Editors at National Review Online challenge the notion that President Trump plans to destroy the physical structure of the White House.
Judging by the morose and hysterical rhetoric that has emanated from the Democratic Party and its ideological allies during the past couple of days, one might have thought that President Trump had announced his intention to send a squadron of B-2 bombers across the Potomac to completely level Washington, D.C. Having shared a carefully cropped photograph of construction at 1600 Pennsylvania Avenue, California’s governor, Gavin Newsom, complained … that, by making his well-publicized changes to the East Wing, Donald Trump is “literally destroying the White House.” In no less an indignant tone, former First Lady Hillary Clinton agreed, griping that “it’s not his house. It’s your house. And he’s destroying it.” Elsewhere, Kennedy scion Maria Shriver confessed that the project “breaks my heart and it infuriates me,” while The Bulwark’s Jonathan V. Last insisted that “razing the Trump ballroom and restoring the White House to pre-Trump status is non-negotiable.” In the usual circles, the usual suspects were thrilled to agree.
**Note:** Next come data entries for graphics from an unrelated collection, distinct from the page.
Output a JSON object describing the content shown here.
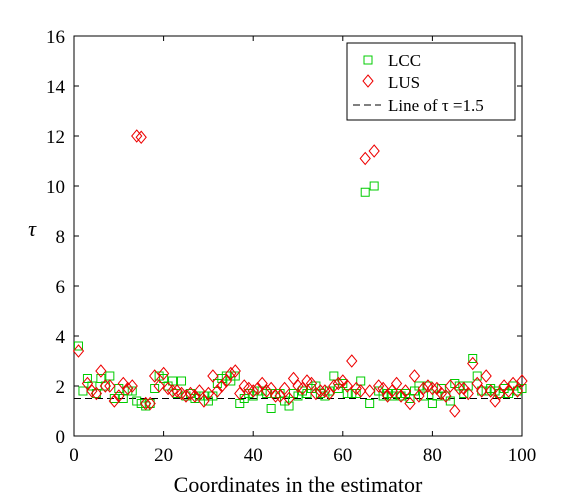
{
  "chart_data": {
    "type": "scatter",
    "xlabel": "Coordinates in the estimator",
    "ylabel": "τ",
    "xlim": [
      0,
      100
    ],
    "ylim": [
      0,
      16
    ],
    "xticks": [
      0,
      20,
      40,
      60,
      80,
      100
    ],
    "yticks": [
      0,
      2,
      4,
      6,
      8,
      10,
      12,
      14,
      16
    ],
    "grid": false,
    "legend_position": "top-right",
    "series": [
      {
        "name": "LCC",
        "marker": "square",
        "color": "#00cc00",
        "x": [
          1,
          2,
          3,
          4,
          5,
          6,
          7,
          8,
          9,
          10,
          11,
          12,
          13,
          14,
          15,
          16,
          17,
          18,
          19,
          20,
          21,
          22,
          23,
          24,
          25,
          26,
          27,
          28,
          29,
          30,
          31,
          32,
          33,
          34,
          35,
          36,
          37,
          38,
          39,
          40,
          41,
          42,
          43,
          44,
          45,
          46,
          47,
          48,
          49,
          50,
          51,
          52,
          53,
          54,
          55,
          56,
          57,
          58,
          59,
          60,
          61,
          62,
          63,
          64,
          65,
          66,
          67,
          68,
          69,
          70,
          71,
          72,
          73,
          74,
          75,
          76,
          77,
          78,
          79,
          80,
          81,
          82,
          83,
          84,
          85,
          86,
          87,
          88,
          89,
          90,
          91,
          92,
          93,
          94,
          95,
          96,
          97,
          98,
          99,
          100
        ],
        "y": [
          3.6,
          1.8,
          2.3,
          2.0,
          1.7,
          2.3,
          2.0,
          2.4,
          1.5,
          1.9,
          1.5,
          1.8,
          1.8,
          1.4,
          1.3,
          1.2,
          1.3,
          1.9,
          2.4,
          2.3,
          2.0,
          2.2,
          1.7,
          2.2,
          1.6,
          1.7,
          1.5,
          1.6,
          1.6,
          1.4,
          1.6,
          2.1,
          2.3,
          2.4,
          2.2,
          2.4,
          1.3,
          1.5,
          1.7,
          1.6,
          1.8,
          1.8,
          1.7,
          1.1,
          1.7,
          1.7,
          1.4,
          1.2,
          1.7,
          1.6,
          1.8,
          1.7,
          1.9,
          2.0,
          1.7,
          1.6,
          1.8,
          2.4,
          1.9,
          2.1,
          1.7,
          1.7,
          1.7,
          2.2,
          9.75,
          1.3,
          10.0,
          1.8,
          1.6,
          1.7,
          1.6,
          1.7,
          1.6,
          1.7,
          1.5,
          1.8,
          2.0,
          1.6,
          2.0,
          1.3,
          1.6,
          1.9,
          1.6,
          1.4,
          2.1,
          2.0,
          1.7,
          2.0,
          3.1,
          2.4,
          1.8,
          1.8,
          1.9,
          1.8,
          1.7,
          1.9,
          1.7,
          2.0,
          1.8,
          1.9
        ]
      },
      {
        "name": "LUS",
        "marker": "diamond",
        "color": "#ee0000",
        "x": [
          1,
          3,
          4,
          5,
          6,
          7,
          8,
          9,
          10,
          11,
          12,
          13,
          14,
          15,
          16,
          17,
          18,
          19,
          20,
          21,
          22,
          23,
          24,
          25,
          26,
          27,
          28,
          29,
          30,
          31,
          32,
          33,
          34,
          35,
          36,
          37,
          38,
          39,
          40,
          41,
          42,
          43,
          44,
          45,
          46,
          47,
          48,
          49,
          50,
          51,
          52,
          53,
          54,
          55,
          56,
          57,
          58,
          59,
          60,
          61,
          62,
          63,
          64,
          65,
          66,
          67,
          68,
          69,
          70,
          71,
          72,
          73,
          74,
          75,
          76,
          77,
          78,
          79,
          80,
          81,
          82,
          83,
          84,
          85,
          86,
          87,
          88,
          89,
          90,
          91,
          92,
          93,
          94,
          95,
          96,
          97,
          98,
          99,
          100
        ],
        "y": [
          3.4,
          2.1,
          1.8,
          1.7,
          2.6,
          2.0,
          2.0,
          1.4,
          1.6,
          2.1,
          1.9,
          2.0,
          12.0,
          11.95,
          1.3,
          1.3,
          2.4,
          2.0,
          2.5,
          1.9,
          1.8,
          1.8,
          1.7,
          1.6,
          1.7,
          1.6,
          1.8,
          1.4,
          1.7,
          2.4,
          1.8,
          2.0,
          2.2,
          2.5,
          2.6,
          1.7,
          2.0,
          1.9,
          1.8,
          1.9,
          2.1,
          1.8,
          1.9,
          1.6,
          1.6,
          1.9,
          1.5,
          2.3,
          2.0,
          1.9,
          2.2,
          2.1,
          1.7,
          1.8,
          1.8,
          1.7,
          2.0,
          2.1,
          2.2,
          2.0,
          3.0,
          1.9,
          1.8,
          11.1,
          1.8,
          11.4,
          2.0,
          1.9,
          1.6,
          1.8,
          2.1,
          1.6,
          1.8,
          1.3,
          2.4,
          1.6,
          1.9,
          2.0,
          1.9,
          1.9,
          1.7,
          1.6,
          2.0,
          1.0,
          1.9,
          1.9,
          1.7,
          2.9,
          2.1,
          1.8,
          2.4,
          1.8,
          1.4,
          1.7,
          2.0,
          1.8,
          2.1,
          1.8,
          2.2
        ]
      },
      {
        "name": "Line of τ =1.5",
        "marker": "dashed-line",
        "color": "#000000",
        "y": 1.5
      }
    ]
  }
}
Of all the reasons to criticize President Trump, this must count as the silliest. Often, Trump deserves the opprobrium that is cast his way. Here, he most decidedly does not. This, to put it plainly, is a non-story, a freakout, a fiction spun from whole cloth. There is not a grain of truth here, but a vacuum. Trump is replacing a handful of office buildings with a ballroom. That’s it. No more, and no less.
As a general matter, there is nothing intrinsically wrong with a president making changes to the White House. Nor, for that matter, is there anything sinister about his approving complicated construction projects that involve the temporary removal of one of its walls. Over the years, presidents of both parties and of all leadership styles have done precisely this, and nobody has cared one whit.